One day, he receives an alert to arrest a notorious assassin named Haxo Angmark, who is due on the next starship. Thissell, however, gets the message too late. He races to the spaceport, but Angmark, thoroughly comfortable with Sirenese customs, has already landed and disappeared. Thissell commits a number of serious social blunders in his haste to reach the spaceport and in enquiring after Angmark.

The next morning, Thissell is shown the body of an offworlder. He concludes that, since the fugitive would be unable to pass himself off as a native, Angmark must have killed and taken the place of one of the other three expatriates on the planet. But since even they wear masks, how is Thissell to know which one?

Eventually, Thissell solves the mystery by borrowing a slave from each of the suspects and determining their masters' mask preferences before and after Angmark's arrival. He succeeds in identifying his quarry, but is captured and forced to walk unmasked in public (the ultimate humiliation to the natives), while Angmark masquerades as Thissell by wearing his Moon Moth mask. However, the Sirenese turn on Angmark and kill him for the perversion of unmasking another man and, ironically, for Thissell's previous gaffes.

Thinking quickly, Thissell represents his humiliation as an act of unsurpassed bravery, asking if any present would be willing to be so shamed in order to destroy his enemy. With his new-found confidence, Thissell receives offers of gifts (the acceptance of which would enhance the prestige of both the giver and the recipient).
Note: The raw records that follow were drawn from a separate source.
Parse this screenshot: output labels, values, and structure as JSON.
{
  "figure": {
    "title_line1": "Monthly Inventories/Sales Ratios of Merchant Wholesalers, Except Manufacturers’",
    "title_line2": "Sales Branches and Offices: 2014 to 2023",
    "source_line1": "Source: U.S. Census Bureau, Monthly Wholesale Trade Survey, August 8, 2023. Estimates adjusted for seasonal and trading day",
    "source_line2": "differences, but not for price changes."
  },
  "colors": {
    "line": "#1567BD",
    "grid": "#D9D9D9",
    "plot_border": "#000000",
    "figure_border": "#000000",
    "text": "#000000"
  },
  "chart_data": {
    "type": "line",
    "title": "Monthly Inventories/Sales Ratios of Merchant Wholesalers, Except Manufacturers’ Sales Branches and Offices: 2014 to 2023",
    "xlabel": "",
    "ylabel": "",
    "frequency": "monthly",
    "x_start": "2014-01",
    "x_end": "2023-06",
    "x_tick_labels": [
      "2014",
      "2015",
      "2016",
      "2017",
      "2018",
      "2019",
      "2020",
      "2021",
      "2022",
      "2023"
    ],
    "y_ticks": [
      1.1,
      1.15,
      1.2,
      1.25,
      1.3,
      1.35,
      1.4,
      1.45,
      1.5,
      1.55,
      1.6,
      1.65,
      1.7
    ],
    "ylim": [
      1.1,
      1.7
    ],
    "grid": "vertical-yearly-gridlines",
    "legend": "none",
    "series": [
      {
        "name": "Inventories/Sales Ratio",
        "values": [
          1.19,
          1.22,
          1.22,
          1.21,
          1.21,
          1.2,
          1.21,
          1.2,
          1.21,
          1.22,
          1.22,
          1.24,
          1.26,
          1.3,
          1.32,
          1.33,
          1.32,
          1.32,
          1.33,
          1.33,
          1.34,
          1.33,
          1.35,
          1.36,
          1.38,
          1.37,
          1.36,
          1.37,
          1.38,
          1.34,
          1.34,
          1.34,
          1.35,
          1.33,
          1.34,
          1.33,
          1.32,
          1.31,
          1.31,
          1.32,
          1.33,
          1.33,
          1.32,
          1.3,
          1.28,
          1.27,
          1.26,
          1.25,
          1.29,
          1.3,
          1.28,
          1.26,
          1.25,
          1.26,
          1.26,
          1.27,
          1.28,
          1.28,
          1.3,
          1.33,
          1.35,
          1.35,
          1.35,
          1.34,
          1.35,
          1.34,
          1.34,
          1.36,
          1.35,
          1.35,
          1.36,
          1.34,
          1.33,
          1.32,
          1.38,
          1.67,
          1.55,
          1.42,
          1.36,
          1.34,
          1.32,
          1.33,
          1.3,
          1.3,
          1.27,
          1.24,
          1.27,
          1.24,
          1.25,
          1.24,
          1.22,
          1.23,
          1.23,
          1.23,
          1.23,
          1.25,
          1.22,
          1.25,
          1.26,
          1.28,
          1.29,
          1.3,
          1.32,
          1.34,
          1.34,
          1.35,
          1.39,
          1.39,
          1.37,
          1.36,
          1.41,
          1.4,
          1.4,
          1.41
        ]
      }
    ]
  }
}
He first goes with a mask maker to procure a covering more befitting his lofty new strakh.

==Adaptations==
First Second Books published a graphic novel edition by Jack Vance and illustrated by Humayoun Ibrahim in May 2012.

==Translations==
The story has been translated into numerous other languages, including Italian, French, German, Russian, Japanese and Esperanto (see below for Esperanto translation).

==Influence==
The story served as the inspiration for the island of 'Visage' in the 2015 video game Sunless Sea.